I ask this question a great deal, “are you busy, or are you productive?” Busy isn’t good enough. Busy doesn’t make you money. Busy will likely COST you money in the lost opportunities because you were occupied being busy!
Working with all kinds of loan originators I have discovered that many don’t have a real connection to their time. If you ask originators how many hours a week they work, you will hear all kinds of number like, “fifty or sixty”, in some cases I have people tell me they work twelve to sixteen hours a day, six or seven days a week! Seriously; doing what? What about what you do takes so long? How many deals are you doing each month and how much time do you spend from first contact to loan closing? Surprisingly, most originators don’t have a clue. Ask them to document what they do and how long things take, and you will be SHOCKED at what you get back. One originator told me he worked sixty to seventy hours per week. When I asked him to track his time and document what he did, we discovered HUGE gaps between actual effort and activity. We also discovered that this originator has no set times to do anything!
It has always been my opinion that originators have very little time structure in their lives. No set time to go to work. No set time to end the day. No requirements on how much time they spend doing certain things; and clearly a limited understanding on how long things they do every day take to accomplish. Now much of this is because nobody ever asked them to track it. Never in their careers did anyone ever tell them what to do, when to do it, how long it should take, and what the result should be! Not once ever!
So I have always shared the analogy that your work should be much like your high school experience. Understand the layout of the building so you can find your way around; then have a schedule of all the things that need to be done, the time allotted to do them, and the expectation of what the accomplishment is supposed to be!
If you feel you are working more hours than you should be working for the results you are getting, try tracking the work and the results. Do it for a week or so. When do you go to work? What did you do? How long did it take? As a result of what I did, was I able to track results of those actions? Did I talk to current clients or referral partners? Did I enter new people into my database? Did I pull credit? Did I issue a preapproval? Did one of my preapprovals move into contract? And if any or all of these things took place, what was the time consumed to do it and how many of each was there?

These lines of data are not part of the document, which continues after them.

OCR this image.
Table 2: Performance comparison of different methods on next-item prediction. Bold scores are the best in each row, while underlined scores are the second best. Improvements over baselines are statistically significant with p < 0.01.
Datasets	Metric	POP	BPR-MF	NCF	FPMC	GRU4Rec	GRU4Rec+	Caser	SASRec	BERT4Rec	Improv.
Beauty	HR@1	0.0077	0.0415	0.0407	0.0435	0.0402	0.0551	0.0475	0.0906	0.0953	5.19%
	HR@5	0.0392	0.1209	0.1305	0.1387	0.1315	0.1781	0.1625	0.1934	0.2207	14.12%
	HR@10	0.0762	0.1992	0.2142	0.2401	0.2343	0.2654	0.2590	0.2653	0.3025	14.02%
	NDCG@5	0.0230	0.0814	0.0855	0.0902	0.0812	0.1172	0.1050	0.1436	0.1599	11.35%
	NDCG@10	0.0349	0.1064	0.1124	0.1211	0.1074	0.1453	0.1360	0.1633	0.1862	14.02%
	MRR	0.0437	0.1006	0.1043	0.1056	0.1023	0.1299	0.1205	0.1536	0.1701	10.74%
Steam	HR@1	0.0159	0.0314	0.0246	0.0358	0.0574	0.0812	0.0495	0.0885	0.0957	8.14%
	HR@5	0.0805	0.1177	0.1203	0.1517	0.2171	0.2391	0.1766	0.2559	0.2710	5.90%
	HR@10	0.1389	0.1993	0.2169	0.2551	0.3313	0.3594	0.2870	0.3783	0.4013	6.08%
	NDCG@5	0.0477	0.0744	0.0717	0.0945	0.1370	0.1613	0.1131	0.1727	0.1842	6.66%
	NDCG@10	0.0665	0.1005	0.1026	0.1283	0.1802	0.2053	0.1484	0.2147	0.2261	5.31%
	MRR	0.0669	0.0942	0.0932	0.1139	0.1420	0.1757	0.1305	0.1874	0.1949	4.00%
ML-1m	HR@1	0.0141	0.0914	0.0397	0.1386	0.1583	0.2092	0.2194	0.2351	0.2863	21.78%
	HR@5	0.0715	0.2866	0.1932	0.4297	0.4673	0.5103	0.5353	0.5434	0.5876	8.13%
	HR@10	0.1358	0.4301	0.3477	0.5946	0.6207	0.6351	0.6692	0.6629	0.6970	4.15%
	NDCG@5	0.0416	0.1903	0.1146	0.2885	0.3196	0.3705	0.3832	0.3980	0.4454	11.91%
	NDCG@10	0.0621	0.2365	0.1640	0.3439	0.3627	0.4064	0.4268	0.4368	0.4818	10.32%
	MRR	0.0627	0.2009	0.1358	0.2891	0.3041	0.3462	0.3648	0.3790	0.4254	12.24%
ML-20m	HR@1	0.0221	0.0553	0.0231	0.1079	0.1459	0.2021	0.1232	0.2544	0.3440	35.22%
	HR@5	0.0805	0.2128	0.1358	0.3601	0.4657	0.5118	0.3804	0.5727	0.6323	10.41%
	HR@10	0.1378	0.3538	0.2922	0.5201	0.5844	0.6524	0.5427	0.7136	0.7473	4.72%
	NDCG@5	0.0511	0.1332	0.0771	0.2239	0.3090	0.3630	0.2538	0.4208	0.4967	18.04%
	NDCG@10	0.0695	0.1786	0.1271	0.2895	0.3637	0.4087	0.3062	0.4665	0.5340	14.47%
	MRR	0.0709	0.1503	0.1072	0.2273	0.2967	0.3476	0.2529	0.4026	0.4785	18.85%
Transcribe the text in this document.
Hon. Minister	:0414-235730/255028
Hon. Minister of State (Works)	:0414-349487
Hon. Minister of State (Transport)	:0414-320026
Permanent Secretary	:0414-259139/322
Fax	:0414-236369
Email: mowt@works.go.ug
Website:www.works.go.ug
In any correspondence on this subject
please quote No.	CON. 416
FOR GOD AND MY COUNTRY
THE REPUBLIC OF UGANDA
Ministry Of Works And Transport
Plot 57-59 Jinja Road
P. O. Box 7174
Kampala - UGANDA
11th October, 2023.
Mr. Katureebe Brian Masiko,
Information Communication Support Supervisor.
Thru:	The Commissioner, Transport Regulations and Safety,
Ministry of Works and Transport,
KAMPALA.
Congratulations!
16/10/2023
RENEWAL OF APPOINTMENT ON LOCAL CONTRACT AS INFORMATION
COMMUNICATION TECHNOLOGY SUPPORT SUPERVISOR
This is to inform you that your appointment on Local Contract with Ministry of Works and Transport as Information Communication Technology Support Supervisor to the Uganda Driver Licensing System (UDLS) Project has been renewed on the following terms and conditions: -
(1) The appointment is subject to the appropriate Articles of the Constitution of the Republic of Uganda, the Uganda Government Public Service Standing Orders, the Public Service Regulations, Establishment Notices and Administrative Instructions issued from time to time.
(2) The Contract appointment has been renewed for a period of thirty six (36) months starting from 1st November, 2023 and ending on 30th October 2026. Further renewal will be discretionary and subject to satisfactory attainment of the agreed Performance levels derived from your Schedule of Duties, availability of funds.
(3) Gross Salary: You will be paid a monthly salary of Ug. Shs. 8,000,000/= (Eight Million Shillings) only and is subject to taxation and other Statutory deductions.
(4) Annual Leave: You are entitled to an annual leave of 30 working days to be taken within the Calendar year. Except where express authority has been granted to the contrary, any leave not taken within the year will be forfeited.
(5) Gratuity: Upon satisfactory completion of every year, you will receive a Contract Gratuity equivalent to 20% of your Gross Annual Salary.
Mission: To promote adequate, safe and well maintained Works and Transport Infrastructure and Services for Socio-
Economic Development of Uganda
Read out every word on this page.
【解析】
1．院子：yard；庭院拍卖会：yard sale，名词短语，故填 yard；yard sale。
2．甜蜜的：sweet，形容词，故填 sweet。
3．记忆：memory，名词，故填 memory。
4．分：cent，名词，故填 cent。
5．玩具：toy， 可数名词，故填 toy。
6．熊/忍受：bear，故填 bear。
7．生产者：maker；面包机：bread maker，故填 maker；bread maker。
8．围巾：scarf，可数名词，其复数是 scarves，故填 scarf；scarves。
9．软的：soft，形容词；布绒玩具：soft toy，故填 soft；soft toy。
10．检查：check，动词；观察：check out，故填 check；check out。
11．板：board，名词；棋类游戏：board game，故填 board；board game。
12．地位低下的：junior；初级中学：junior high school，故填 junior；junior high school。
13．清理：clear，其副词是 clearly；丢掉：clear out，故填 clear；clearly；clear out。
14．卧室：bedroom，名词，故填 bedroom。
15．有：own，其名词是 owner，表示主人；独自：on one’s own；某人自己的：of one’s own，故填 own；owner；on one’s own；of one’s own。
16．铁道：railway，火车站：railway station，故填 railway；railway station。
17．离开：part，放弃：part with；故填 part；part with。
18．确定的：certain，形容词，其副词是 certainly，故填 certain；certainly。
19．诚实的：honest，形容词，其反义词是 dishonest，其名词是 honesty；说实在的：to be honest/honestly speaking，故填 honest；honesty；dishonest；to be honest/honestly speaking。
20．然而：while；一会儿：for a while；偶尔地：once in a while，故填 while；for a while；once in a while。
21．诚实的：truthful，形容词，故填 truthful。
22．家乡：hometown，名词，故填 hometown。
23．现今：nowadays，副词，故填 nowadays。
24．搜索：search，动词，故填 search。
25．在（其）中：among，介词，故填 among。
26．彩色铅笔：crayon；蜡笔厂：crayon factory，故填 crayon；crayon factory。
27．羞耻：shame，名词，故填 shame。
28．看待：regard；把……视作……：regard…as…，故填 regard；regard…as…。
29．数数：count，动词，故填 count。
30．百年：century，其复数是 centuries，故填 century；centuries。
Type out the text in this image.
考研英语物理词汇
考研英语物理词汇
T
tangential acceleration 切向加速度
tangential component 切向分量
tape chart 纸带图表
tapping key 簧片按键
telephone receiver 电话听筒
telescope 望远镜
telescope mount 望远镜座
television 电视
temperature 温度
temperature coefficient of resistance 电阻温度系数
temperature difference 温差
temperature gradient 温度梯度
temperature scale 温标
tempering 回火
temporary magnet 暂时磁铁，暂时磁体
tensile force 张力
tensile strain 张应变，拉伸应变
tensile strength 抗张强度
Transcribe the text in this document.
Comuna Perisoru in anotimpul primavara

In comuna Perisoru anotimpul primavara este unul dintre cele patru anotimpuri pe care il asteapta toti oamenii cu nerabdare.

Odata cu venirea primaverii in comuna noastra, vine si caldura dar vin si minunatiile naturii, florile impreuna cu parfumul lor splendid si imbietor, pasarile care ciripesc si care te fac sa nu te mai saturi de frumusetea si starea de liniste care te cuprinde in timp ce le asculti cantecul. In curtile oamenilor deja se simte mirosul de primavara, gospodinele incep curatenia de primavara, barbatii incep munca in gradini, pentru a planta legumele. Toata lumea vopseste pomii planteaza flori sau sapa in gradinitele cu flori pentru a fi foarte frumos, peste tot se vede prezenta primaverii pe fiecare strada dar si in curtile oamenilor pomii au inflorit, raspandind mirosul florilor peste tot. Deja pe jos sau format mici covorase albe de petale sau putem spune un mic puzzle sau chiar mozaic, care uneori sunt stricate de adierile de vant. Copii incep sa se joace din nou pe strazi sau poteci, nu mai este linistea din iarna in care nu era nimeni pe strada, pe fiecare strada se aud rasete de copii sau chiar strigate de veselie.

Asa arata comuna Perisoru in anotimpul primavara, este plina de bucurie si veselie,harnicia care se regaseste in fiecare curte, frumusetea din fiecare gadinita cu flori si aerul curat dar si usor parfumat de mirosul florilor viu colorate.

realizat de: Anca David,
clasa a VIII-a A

You see, without a schedule of activities you spend too much time thinking about what to do next instead of doing it. Without an expectation as to how much time it should take to do something, it will often take longer. Without tracking the actual results of the efforts, you don’t really know for sure if what you are doing is resulting in what you want!
Try for yourselves. Before you start, ask yourself how many hours you spend “working” each week? Before you start each task, ask yourself how long should this take? At the beginning of each day, project what you are trying to accomplish in what period of time; and at the end of that day chart the results. I guarantee some of you will be very interested in the results!